Un silence assourdissant

Dans la nuit du 16 au 17 août, Vanessa Campos a été assassinée.

Vanessa Campos était une femme transgenre, elle était travailleuse du sexe, et elle a été assassinée dans l’indifférence la plus totale. Offices gouvernementaux, police, associations féministes, tous et toutes indifférent.e.s à l’assassinat lâche et banalisé d’une travailleuse du sexe. Sept à huit hommes s’en sont pris à elles pour la tuer. Sont-ils recherchés ? Sont-ils inquiétés ? Il y a fort à parier que non, parce que qui se soucierait de la mort d’une prostituée, migrante et transgenre ?

 

Je ne suis pas étonnée du manque de réaction gouvernementale et policière. Cette indifférence, ce mépris, ce dédain, je m’y attends de la part de ceux qui ne prennent aucune mesure de peur de froisser leur électorat, ou de ceux qui agissent trop peu, trop tard. Je m’y attends aussi de la part du « bras de la justice », qui n’hésite pas à racketter les travailleuses, qui n’hésite pas à mégenrer pour humilier, qui n’hésite pas à mettre des travailleuses trans dans les cellules destinées aux hommes pour qu’elles s’y fassent tabasser par les détenus, comme l’écrit avec justesse Thierry Schaffauser[1]. Par contre, ce qui me brise le cœur, c’est l’indifférence de celles et de ceux qui se disent féministes. J’ai écumé toutes les pages auxquelles je suis abonnée sur Facebook, Twitter et Instagram. Pas un mot. Pas un article. Rien. Pourtant le journal Libération en a parlé grâce à Thierry Schaffauser et Thelma Hell. D’autres journaux sensationnalistes s’en donneront probablement à cœur joie, histoire d’augmenter leurs ventes, parce que rien n’excite plus le chaland que la mort d’une pute. Mais du côté féministe, le néant. L’abolitionnisme est-il important au point d’occulter la mort d’une femme ? Vanessa n’est pas la première à être tuée, loin de là, elle fait partie d’une longue liste d’oublié.e.s, de personnes ignoré.e.s parce qu’ils.elles ont un métier  à contre-jour de la ligne politique et éditoriale d’un mouvement ou d’un magazine. À quel moment une certaine branche du féminisme a-t-elle décidé que des femmes soient entendues, protégées, et que d’autres ne le soient pas ? Que d’autres soient laissées à elles-mêmes, invisibles ? Et pourquoi ? Parce qu’elles ne sont pas adéquates ? Parce qu’elles ne sont pas conformes à la charte de ce type de féminisme ?

 

Je suis en colère. Je suis en colère contre l’abolitionnisme, le réglementarisme, le prohibitionnisme. Autant de « -isme » qui justifie que la mort de travailleurs et travailleuses du sexe soit tue, qui justifie l’absence de lois pour les protéger.

 

Vanessa Campos est morte dans une indifférence lâche et complaisante. Si le STRASS n’en avait pas parlé, si Thierry Schaffauser et Thelma Hell[2] ne l’avaient pas écrit, Vanessa aurait été ignorée, elle aurait été une statistique, un nom inconnu qui se serait perdu dans le nombre de celles et de ceux qui sont déjà partis.

 

Mais nous, nous ne l’oublierons pas, Vanessa. Nous connaissons son nom, et nous le répéterons jusqu’à l’épuisement. Elle n’est pas une inconnue sans visage dont la mort est un non-évènement sous prétexte qu’elle était une travailleuse du sexe. Elle était une personne ayant des droits.
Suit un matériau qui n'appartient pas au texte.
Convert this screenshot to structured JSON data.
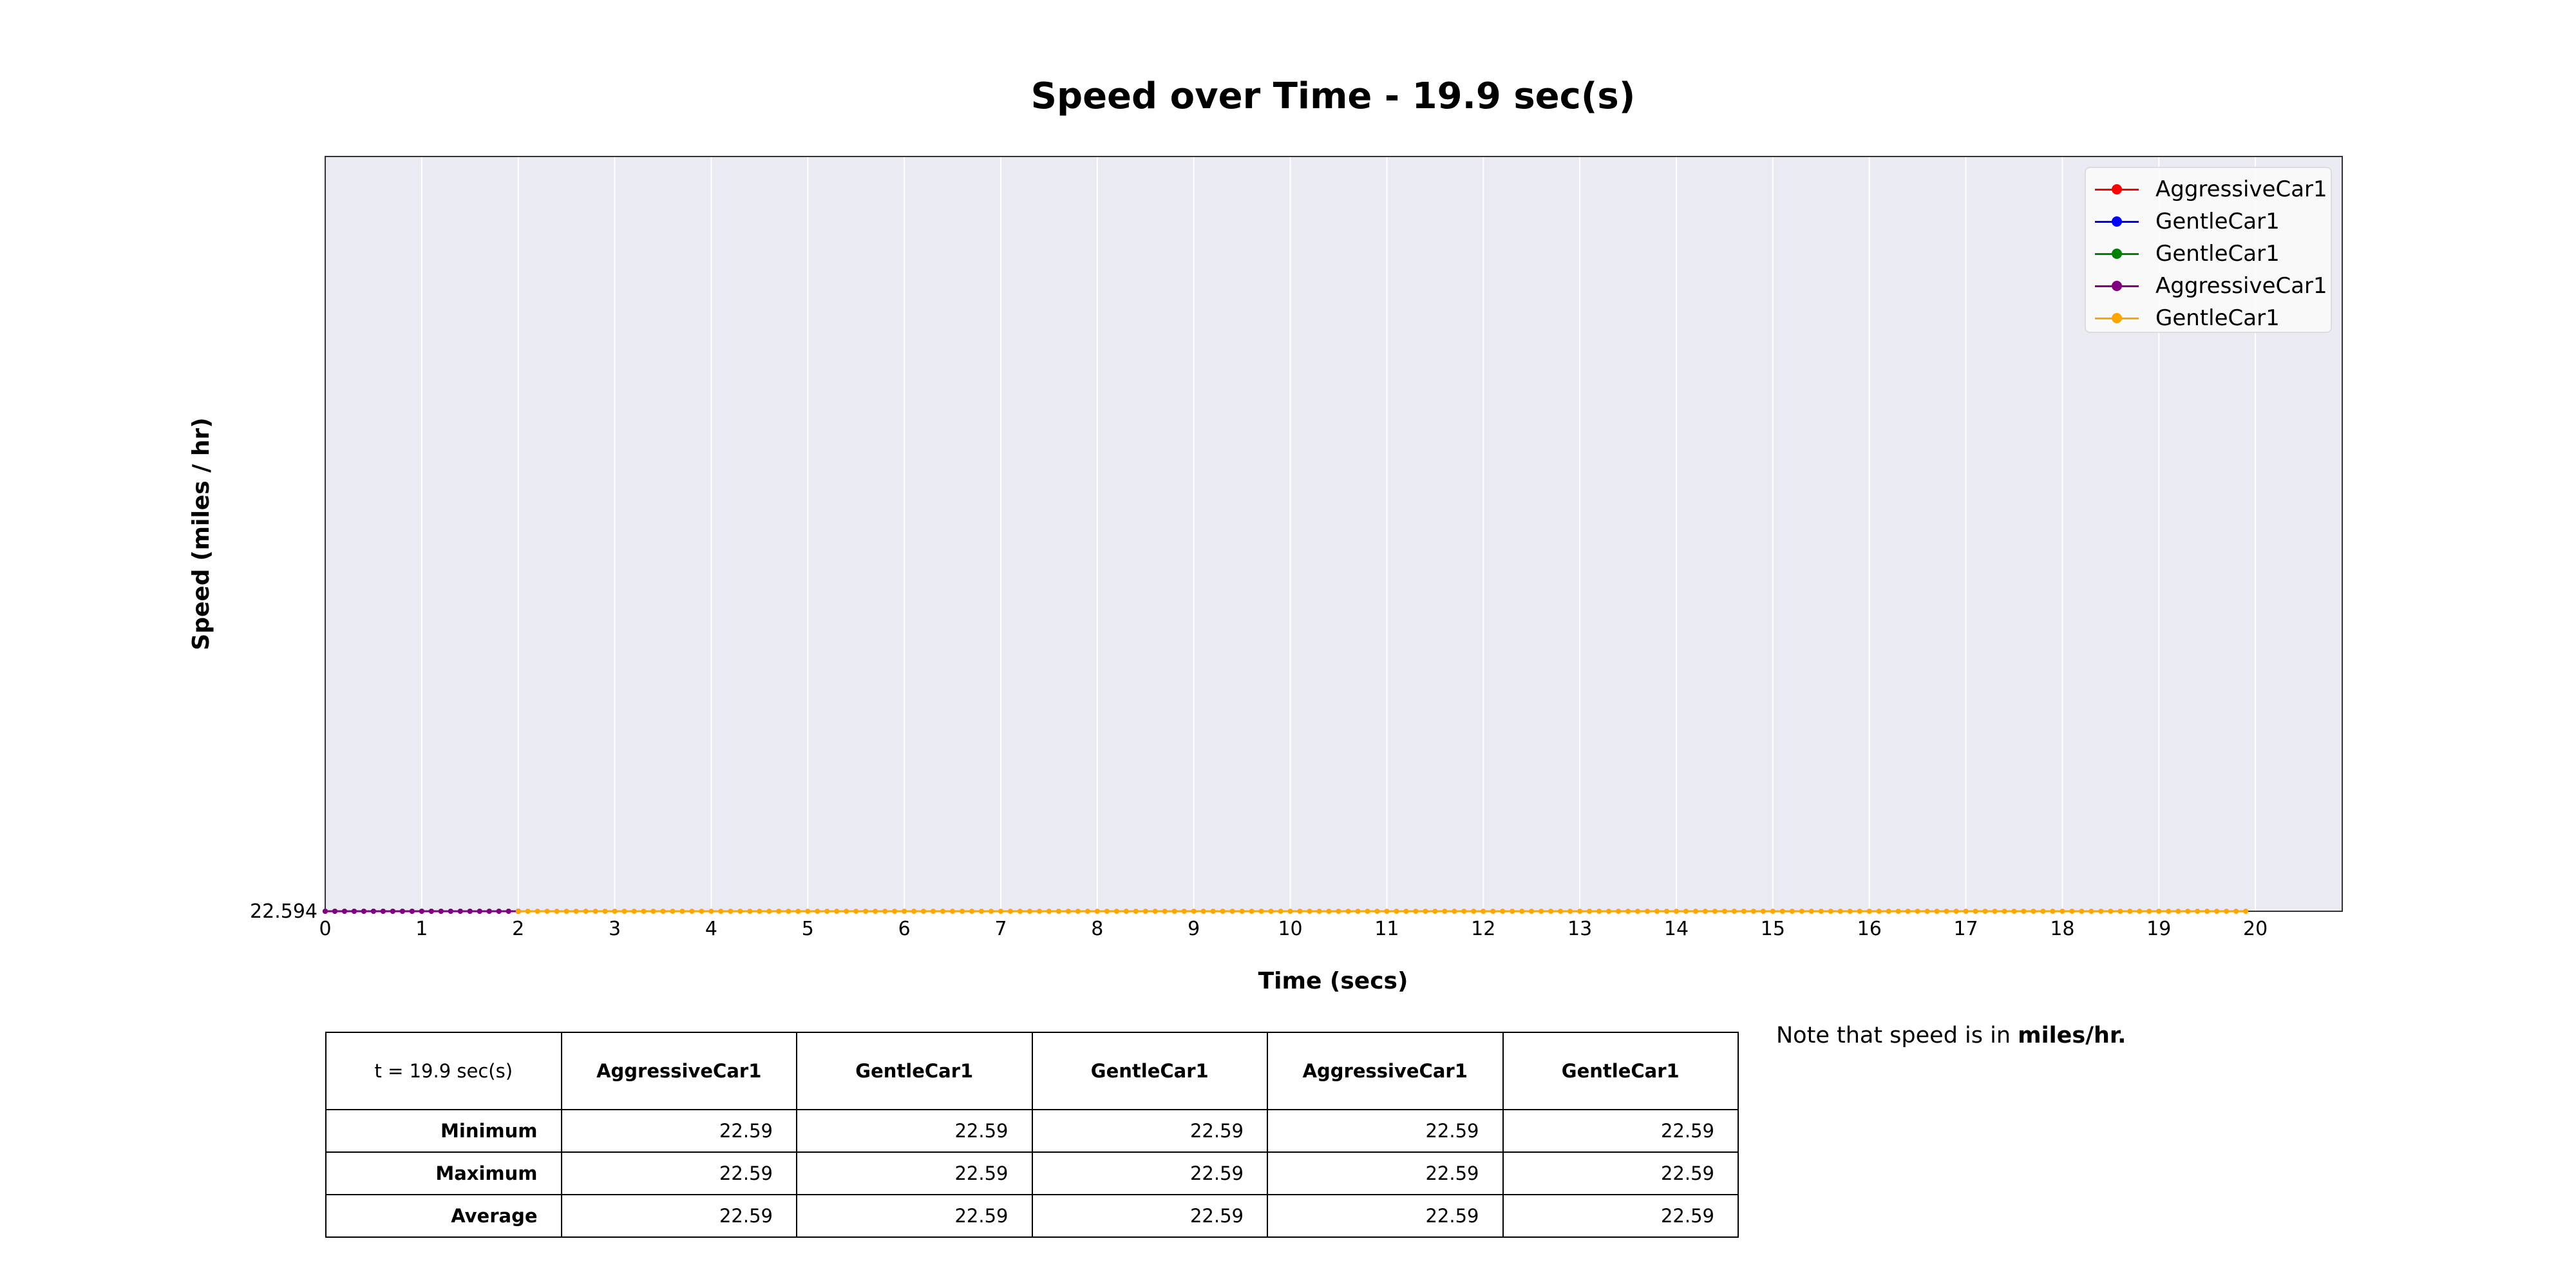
{
  "chart_data": {
    "type": "line",
    "title": "Speed over Time - 19.9 sec(s)",
    "xlabel": "Time (secs)",
    "ylabel": "Speed (miles / hr)",
    "xlim": [
      0,
      20.9
    ],
    "ylim": [
      22.594,
      22.672
    ],
    "x_ticks": [
      0,
      1,
      2,
      3,
      4,
      5,
      6,
      7,
      8,
      9,
      10,
      11,
      12,
      13,
      14,
      15,
      16,
      17,
      18,
      19,
      20
    ],
    "y_ticks": [
      22.594
    ],
    "y_tick_labels": [
      "22.594"
    ],
    "grid": true,
    "legend_position": "top-right",
    "series": [
      {
        "name": "AggressiveCar1",
        "color": "#ff0000",
        "x_start": 0,
        "x_end": 2.0,
        "x_step": 0.1,
        "value": 22.594
      },
      {
        "name": "GentleCar1",
        "color": "#0000ff",
        "x_start": 0,
        "x_end": 2.0,
        "x_step": 0.1,
        "value": 22.594
      },
      {
        "name": "GentleCar1",
        "color": "#008000",
        "x_start": 0,
        "x_end": 2.0,
        "x_step": 0.1,
        "value": 22.594
      },
      {
        "name": "AggressiveCar1",
        "color": "#800080",
        "x_start": 0,
        "x_end": 2.0,
        "x_step": 0.1,
        "value": 22.594
      },
      {
        "name": "GentleCar1",
        "color": "#ffa500",
        "x_start": 2.0,
        "x_end": 19.9,
        "x_step": 0.1,
        "value": 22.594
      }
    ]
  },
  "table": {
    "corner": "t = 19.9 sec(s)",
    "columns": [
      "AggressiveCar1",
      "GentleCar1",
      "GentleCar1",
      "AggressiveCar1",
      "GentleCar1"
    ],
    "rows": [
      {
        "label": "Minimum",
        "values": [
          "22.59",
          "22.59",
          "22.59",
          "22.59",
          "22.59"
        ]
      },
      {
        "label": "Maximum",
        "values": [
          "22.59",
          "22.59",
          "22.59",
          "22.59",
          "22.59"
        ]
      },
      {
        "label": "Average",
        "values": [
          "22.59",
          "22.59",
          "22.59",
          "22.59",
          "22.59"
        ]
      }
    ]
  },
  "note": {
    "prefix": "Note that speed is in ",
    "emphasis": "miles/hr."
  }
}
Le cofondateur du STRASS l’écrit beaucoup mieux que moi : « Sa famille pourtant c’est nous. Nous restons dans la vie avec elle dans nos mémoires. Nous continuons à vivre en espérant qu’à force de résister, les choses s’amélioreront peut-être un peu pour celles plus jeunes qui nous remplaceront après nous. Tout le monde connait le contexte politique, législatif, administratif et social dans lequel nous vivons. Chacun comprendra et jugera de ce qui facilite ou non ces violences. Nous n’avons pas besoin d’insister dans la dénonciation que nous portons déjà tout le temps.

Il nous reste la tristesse, l’amertume, et la colère »[3].
Un rassemblement aura lieu ce vendredi 24 août pour lui rendre hommage.
Scarlotta Harlott.

 

[1]Communiqué du STRASS (Syndicat du Travail Sexuel) et d’Acceptess-T, 17 août 2018.

[2]Communiqué du STRASS repris dans la rubrique Ma Lumière rouge de Libération, 17 août 2018.

[3]Extrait du communiqué, écrit par Thierry Schaffauser et Thelma Hell, le 17 août 2018.